Brent crude futures rose 8 cents, or 0.12%, to $66.20 a barrel by 0505 GMT, while U.S. West Texas Intermediate crude gained 9 cents, or 0.14%, to $62.36 a barrel.
Prices settled down 2% in the previous trading session after Reuters reported that several OPEC+ members would suggest the group accelerate oil output increases for a second month in June, citing three sources familiar with the OPEC+ talks.
“While a risk-on move lifted most risk assets yesterday, oil was left behind thanks to OPEC+ discord,” ING analysts wrote in a note.
Kazakhstan, which produces about 2% of global oil output and has repeatedly exceeded its quota over the past year, said it would prioritise national interest, rather than that of OPEC+ in deciding production levels, Reuters reported on Wednesday.
There have previously been disputes among OPEC+ members over compliance with production quotas, one of which resulted in Angola exiting OPEC+ in 2023.
Signs that the U.S. and China could be moving closer to trade talks supported prices. The Wall Street Journal reported that the White House would be willing to lower its tariffs on China to as low as 50% in order to open up negotiations.
Gold prices rebound.
Gold prices rose sharply in Asian trade on Thursday, rebounding from recent losses as doubts over a deescalation in the U.S.-China trade war persisted, while a new Russia-Ukraine clash also buoyed haven demand.
Gold had fallen from record highs this week after U.S. President Donald Trump raised the prospect of eventually reducing steep trade duties on China. But a lack of clarity on Trump’s comments, coupled with less optimistic statements from other officials, made gold’s fall short-lived. Traders remained cautious towards the dollar and Treasuries, keeping gold and the Japanese yen as the main sources of safe haven.
Spot gold rose 1.3% to $3,331.34 an ounce, while gold futures expiring in June rose 1.4% to $3,341.25/oz by 01:37 ET (05:37 GMT).
Dollar rebound loses steam with trade in focus.
The dollar took a breather on Thursday, following a sharp bounce after U.S. President Donald Trump backed away from threats to fire Federal Reserve Chair Jerome Powell and his administration opened the door to a softer stance on China tariffs.
After dipping below 140 yen on Tuesday, the dollar has rebounded off major chart support and was last at 142.75 yen on Thursday.

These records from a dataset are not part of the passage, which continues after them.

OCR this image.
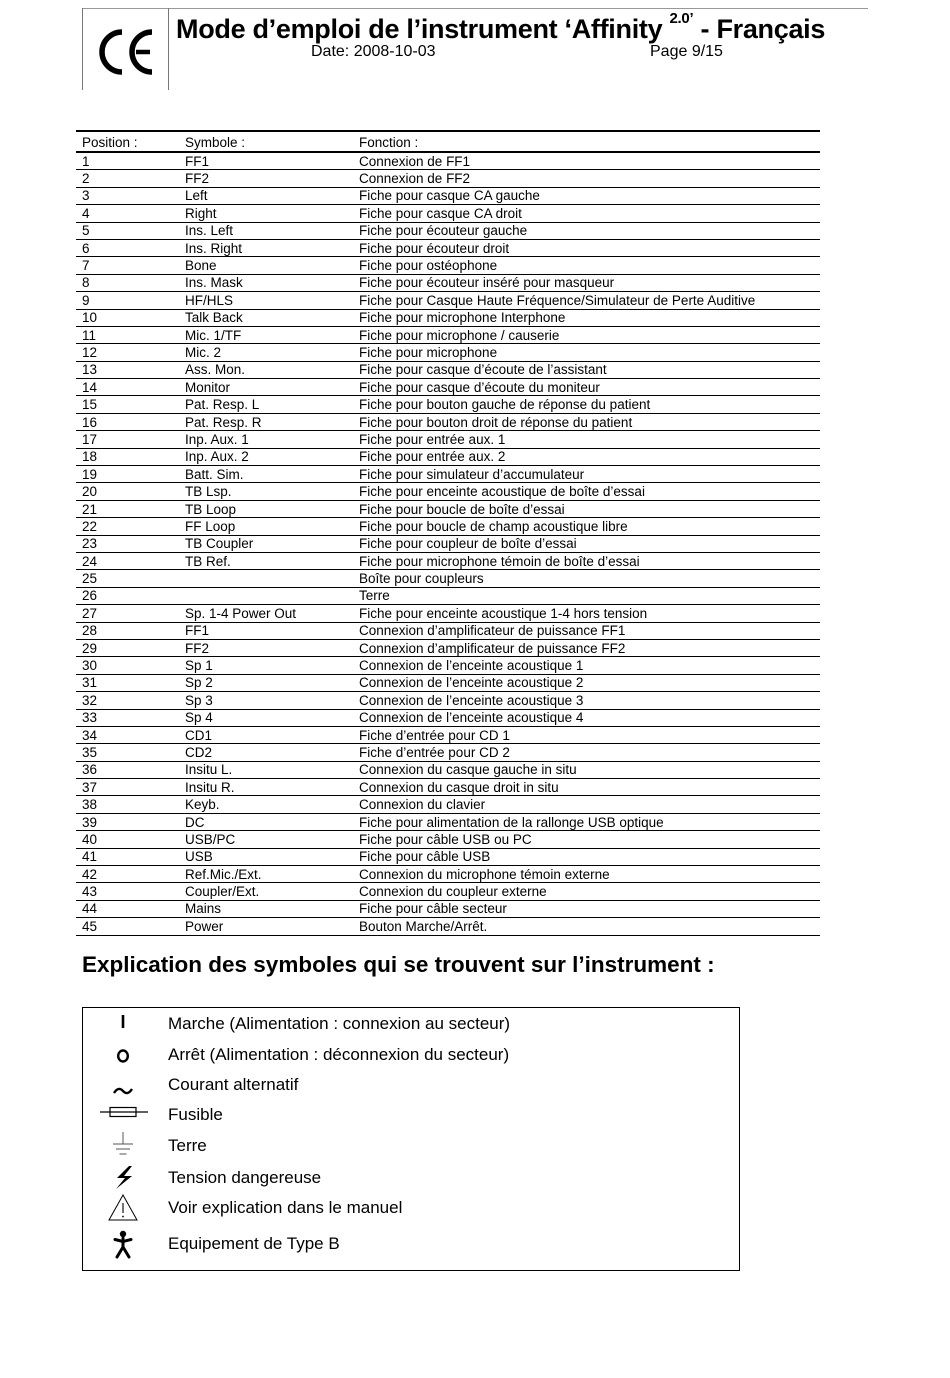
Mode d’emploi de l’instrument ‘Affinity $^{2.0’}$ - Français
Date: 2008-10-03	Page 9/15
Position :	Symbole :	Fonction :
1	FF1	Connexion de FF1
2	FF2	Connexion de FF2
3	Left	Fiche pour casque CA gauche
4	Right	Fiche pour casque CA droit
5	Ins. Left	Fiche pour écouteur gauche
6	Ins. Right	Fiche pour écouteur droit
7	Bone	Fiche pour ostéophone
8	Ins. Mask	Fiche pour écouteur inséré pour masqueur
9	HF/HLS	Fiche pour Casque Haute Fréquence/Simulateur de Perte Auditive
10	Talk Back	Fiche pour microphone Interphone
11	Mic. 1/TF	Fiche pour microphone / causerie
12	Mic. 2	Fiche pour microphone
13	Ass. Mon.	Fiche pour casque d’écoute de l’assistant
14	Monitor	Fiche pour casque d’écoute du moniteur
15	Pat. Resp. L	Fiche pour bouton gauche de réponse du patient
16	Pat. Resp. R	Fiche pour bouton droit de réponse du patient
17	Inp. Aux. 1	Fiche pour entrée aux. 1
18	Inp. Aux. 2	Fiche pour entrée aux. 2
19	Batt. Sim.	Fiche pour simulateur d’accumulateur
20	TB Lsp.	Fiche pour enceinte acoustique de boîte d’essai
21	TB Loop	Fiche pour boucle de boîte d’essai
22	FF Loop	Fiche pour boucle de champ acoustique libre
23	TB Coupler	Fiche pour coupleur de boîte d’essai
24	TB Ref.	Fiche pour microphone témoin de boîte d’essai
25		Boîte pour coupleurs
26		Terre
27	Sp. 1-4 Power Out	Fiche pour enceinte acoustique 1-4 hors tension
28	FF1	Connexion d’amplificateur de puissance FF1
29	FF2	Connexion d’amplificateur de puissance FF2
30	Sp 1	Connexion de l’enceinte acoustique 1
31	Sp 2	Connexion de l’enceinte acoustique 2
32	Sp 3	Connexion de l’enceinte acoustique 3
33	Sp 4	Connexion de l’enceinte acoustique 4
34	CD1	Fiche d’entrée pour CD 1
35	CD2	Fiche d’entrée pour CD 2
36	Insitu L.	Connexion du casque gauche in situ
37	Insitu R.	Connexion du casque droit in situ
38	Keyb.	Connexion du clavier
39	DC	Fiche pour alimentation de la rallonge USB optique
40	USB/PC	Fiche pour câble USB ou PC
41	USB	Fiche pour câble USB
42	Ref.Mic./Ext.	Connexion du microphone témoin externe
43	Coupler/Ext.	Connexion du coupleur externe
44	Mains	Fiche pour câble secteur
45	Power	Bouton Marche/Arrêt.
Explication des symboles qui se trouvent sur l’instrument :
Marche (Alimentation : connexion au secteur)
Arrêt (Alimentation : déconnexion du secteur)
Courant alternatif
Fusible
Terre
Tension dangereuse
Voir explication dans le manuel
Equipement de Type B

It caught an extra boost when Treasury Secretary Scott Bessent said the U.S. did not have a specific currency target in mind, ahead of talks with his Japanese counterpart. Bessent has also said the current de-facto embargo on U.S.-China trade was unsustainable, while cautioning that the U.S. would not move first in lowering its levies of more than 100% on Chinese goods.

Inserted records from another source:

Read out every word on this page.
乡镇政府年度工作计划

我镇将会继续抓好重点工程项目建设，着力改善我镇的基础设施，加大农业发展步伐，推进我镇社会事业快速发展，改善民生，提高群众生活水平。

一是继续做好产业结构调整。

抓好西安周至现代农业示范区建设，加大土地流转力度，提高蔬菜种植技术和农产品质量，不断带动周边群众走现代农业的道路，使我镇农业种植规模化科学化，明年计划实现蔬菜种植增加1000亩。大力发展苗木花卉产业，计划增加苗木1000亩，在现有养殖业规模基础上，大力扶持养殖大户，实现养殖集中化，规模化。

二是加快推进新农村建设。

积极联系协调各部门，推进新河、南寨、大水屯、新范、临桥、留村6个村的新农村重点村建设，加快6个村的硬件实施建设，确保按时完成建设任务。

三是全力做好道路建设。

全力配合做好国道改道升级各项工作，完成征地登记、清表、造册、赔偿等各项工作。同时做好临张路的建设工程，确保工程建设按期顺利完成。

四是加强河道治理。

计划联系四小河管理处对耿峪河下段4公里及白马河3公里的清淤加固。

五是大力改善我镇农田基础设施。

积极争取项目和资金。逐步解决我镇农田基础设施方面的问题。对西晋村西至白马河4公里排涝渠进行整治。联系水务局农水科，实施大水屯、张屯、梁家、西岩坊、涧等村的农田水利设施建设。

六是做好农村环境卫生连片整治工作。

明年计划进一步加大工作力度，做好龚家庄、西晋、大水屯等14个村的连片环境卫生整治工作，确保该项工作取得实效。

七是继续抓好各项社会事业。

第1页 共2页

The dollar has recovered from a 3-1/2 year low of $1.1572 per euro, but encountered a little selling in the Asia morning to steady around $1.1338.

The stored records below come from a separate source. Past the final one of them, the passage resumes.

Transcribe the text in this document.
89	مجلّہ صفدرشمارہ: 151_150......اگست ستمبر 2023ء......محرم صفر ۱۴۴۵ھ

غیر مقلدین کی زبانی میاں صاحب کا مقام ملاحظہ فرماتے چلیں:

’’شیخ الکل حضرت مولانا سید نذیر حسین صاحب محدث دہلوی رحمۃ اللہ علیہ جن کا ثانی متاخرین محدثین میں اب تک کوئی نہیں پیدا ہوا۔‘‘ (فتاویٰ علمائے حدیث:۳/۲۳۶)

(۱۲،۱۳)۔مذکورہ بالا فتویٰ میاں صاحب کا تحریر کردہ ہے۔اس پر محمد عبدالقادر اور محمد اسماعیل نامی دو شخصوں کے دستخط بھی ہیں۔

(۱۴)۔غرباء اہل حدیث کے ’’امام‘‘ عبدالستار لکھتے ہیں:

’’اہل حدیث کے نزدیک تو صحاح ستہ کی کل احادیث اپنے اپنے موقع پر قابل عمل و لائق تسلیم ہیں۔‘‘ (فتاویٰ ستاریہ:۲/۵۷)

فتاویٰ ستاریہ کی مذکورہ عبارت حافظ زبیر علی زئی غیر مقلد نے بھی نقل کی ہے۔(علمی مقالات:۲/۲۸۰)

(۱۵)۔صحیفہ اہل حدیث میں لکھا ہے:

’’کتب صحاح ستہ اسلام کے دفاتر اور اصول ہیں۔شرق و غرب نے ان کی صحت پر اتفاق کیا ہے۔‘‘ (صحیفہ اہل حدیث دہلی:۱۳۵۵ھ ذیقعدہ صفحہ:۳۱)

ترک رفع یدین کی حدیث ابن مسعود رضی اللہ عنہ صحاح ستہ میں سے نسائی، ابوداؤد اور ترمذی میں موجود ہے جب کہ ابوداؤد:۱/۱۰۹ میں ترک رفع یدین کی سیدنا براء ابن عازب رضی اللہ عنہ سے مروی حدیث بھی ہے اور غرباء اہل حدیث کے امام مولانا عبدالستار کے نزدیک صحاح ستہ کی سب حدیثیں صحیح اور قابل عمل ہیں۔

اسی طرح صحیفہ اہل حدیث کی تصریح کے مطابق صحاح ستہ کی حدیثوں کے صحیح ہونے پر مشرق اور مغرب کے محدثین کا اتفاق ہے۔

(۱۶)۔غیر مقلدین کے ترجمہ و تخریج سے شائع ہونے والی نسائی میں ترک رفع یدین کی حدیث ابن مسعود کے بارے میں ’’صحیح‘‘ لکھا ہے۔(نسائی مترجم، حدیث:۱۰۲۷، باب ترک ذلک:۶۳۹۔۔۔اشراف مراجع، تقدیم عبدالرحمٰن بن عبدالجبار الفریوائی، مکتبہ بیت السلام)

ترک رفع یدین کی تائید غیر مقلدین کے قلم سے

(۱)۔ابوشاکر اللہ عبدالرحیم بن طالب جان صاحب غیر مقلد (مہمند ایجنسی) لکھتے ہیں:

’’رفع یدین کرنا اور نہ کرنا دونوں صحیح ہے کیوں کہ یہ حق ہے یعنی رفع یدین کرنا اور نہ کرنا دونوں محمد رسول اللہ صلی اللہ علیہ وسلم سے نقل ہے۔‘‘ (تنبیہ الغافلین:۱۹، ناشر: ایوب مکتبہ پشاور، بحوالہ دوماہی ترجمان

It is clear, by now, that no other currency is as sensitive to trade headlines as the dollar, said ING currency strategist Francesco Pesole in a note to clients.
“We still think the balance of risks remains skewed to the downside for USD in the near term, but we don’t expect a repetition of the one-way traffic in dollar selling we have witnessed of late,” he said.
“That said, EUR/USD remains almost entirely a function of USD moves. And another leg higher above $1.15 remains possible should fears about the Fed’s independence take centre stage again.”